Hardly a day goes by without some hen-brained millennial student telling us that something that we’ve enjoyed for centuries has suddenly become racist. The Rhodes statue. The bronze cockerel from Jesus College, Cambridge. Sombreros. Kimonos. Native American headdresses.
The Cultural Appropriation Brigade has now decided that dreadlocks cannot be worn by white men.We know this because a video has gone viral, in which a female African-American student at San Francisco State University called Bonita Tindle seems to attack a white man with dreads called Cory Goldstein. In the video – which has been viewed more than three million times – Tindle says Goldstein cannot have dreads, as the hairstyle comes from ‘my culture’.
Yes, it’s another nontroversy, a microstorm in an unwashed student teacup. But perhaps it’s time to stop this before it mutates into something more dangerous. So let’s get really pedantic: what ownership do African Americans like Tindle actually have on dreadlocks? In the video, Cory argues that the favoured hairstyle of Rastas, crusties and tramps originates from ancient Egypt. He’s partly right.
The pharaohs wore dreads, but their first literary mention is said to be in the Hindu Vedic scriptures dating from around 1700BC. The God Shiva wore ‘matted’ dreadlocks. So it is perhaps the Indians who have the dubious honour of ‘inventing’ dreadlocks, and we could reasonably conclude that the African Egyptians culturally appropriated dreads from them.
Next came the ancient Greeks. In the Archaic period of 800-480BC, sculptures show men wearing dreads. The pharaohs wore dreads, and in the Bible, Samson, perhaps the most famous long-haired geezer of them all, had ‘seven locks’. Next came the Vikings, proving dreads weren’t always about peace and love, man. And Rastafarianism wasn’t even created until the 1930s in Ethiopia.
Now while I’m no Mary Beard, even I can work out the pharaohs pre-dated the Rastas. So by the cultural appropriationist’s absurd logic, does it mean Bob Marley was a closet racist for stealing Shiva’s hairstyle?

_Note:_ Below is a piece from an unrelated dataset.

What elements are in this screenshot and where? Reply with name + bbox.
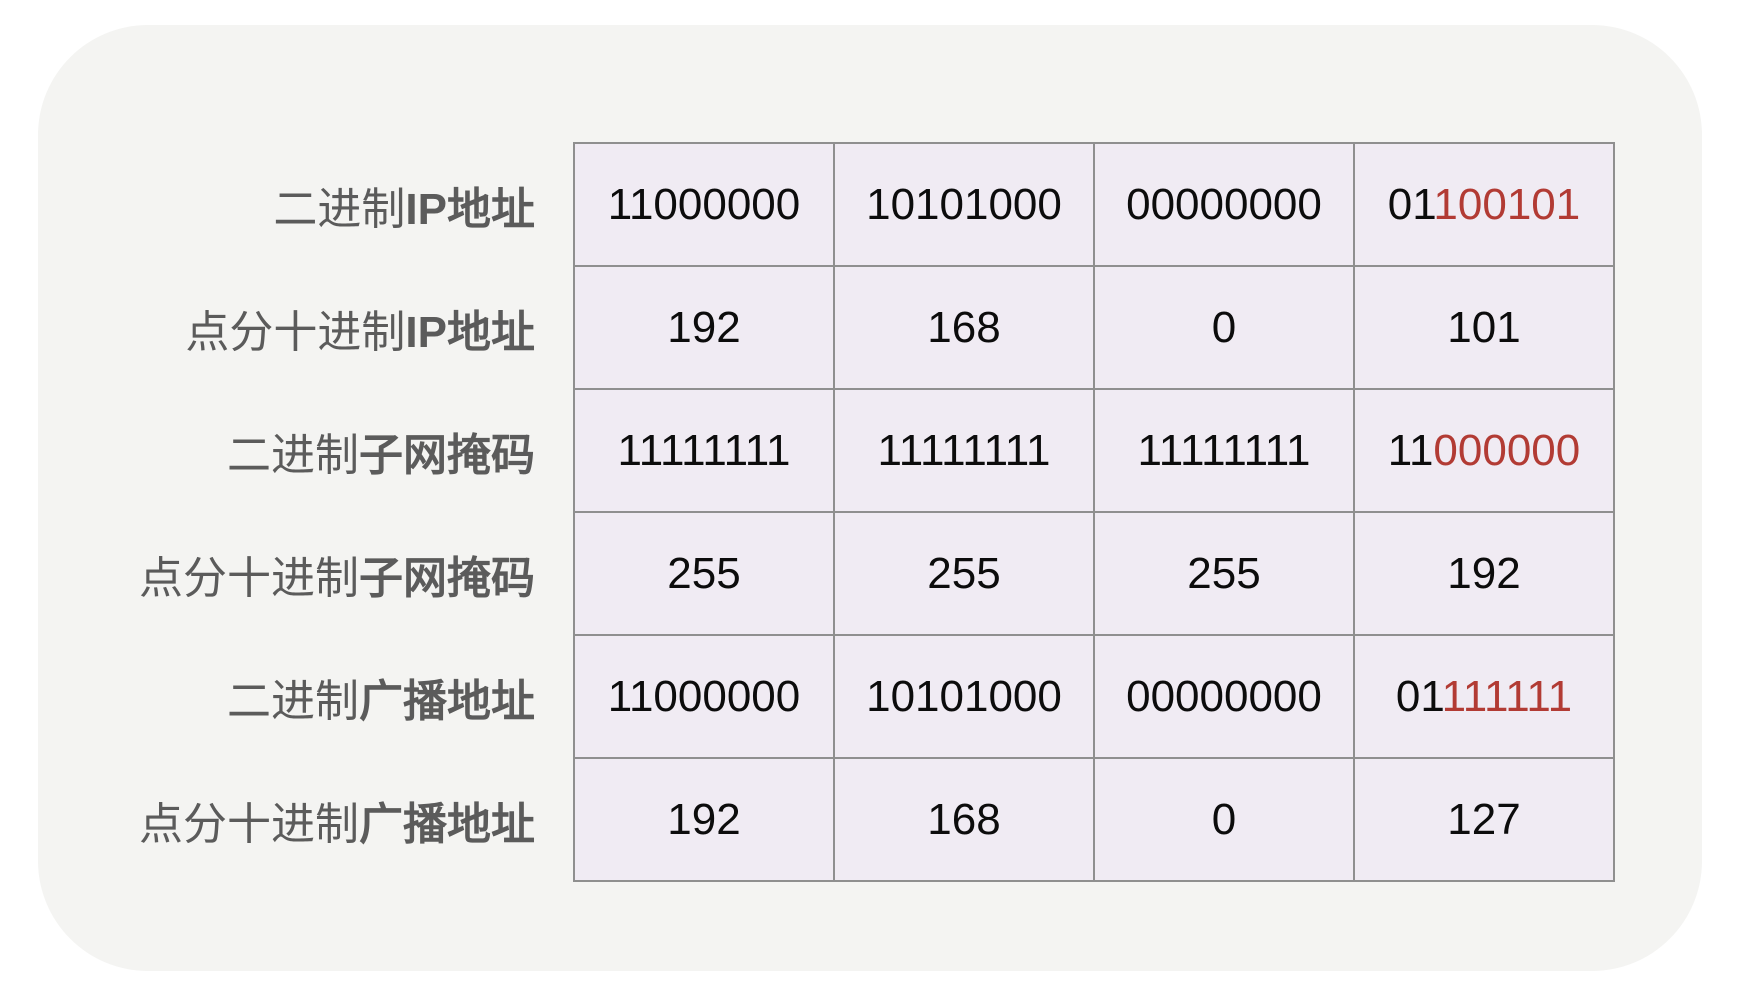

Naturally, this is preposterously pedantic, and almost certainly factually incorrect. There is a fair-to-middling chance that early cavemen’s hair had matted into dreads millennia before Shiva. But with these people you’ve got to fight fire with fire.
For their reductive mindset seems to be: let’s trace everything back to its very beginning, then ban the rest of the world from appropriating it. So let’s give India its dreadlocks back. Brighton will be a cheerier place, as fewer people will smell like damp sheepdogs. And, painful as it may be, we may as well kiss goodbye to curry.
But it would only be fair to ask for a few things in return – stuff India ‘culturally appropriated’ from Britain. Let’s start with the civil service and a world-renowned train system. Not forgetting the establishment of English law and language. Oh, and cricket, especially as the Indians have a pesky habit of beating us at our own game.
Nonsense, of course, but where does this crusade against ‘cultural appropriation’ end? Taken to its illogical extreme, will eating an Israeli-grown avocado mean you effectively fund the war on Hamas? Does drinking Russian vodka mean you rubber-stamp Putin bombing Syrian hospitals? Oh, please. It’s time to put a cork in this – ethically sourced from Portugal, of course.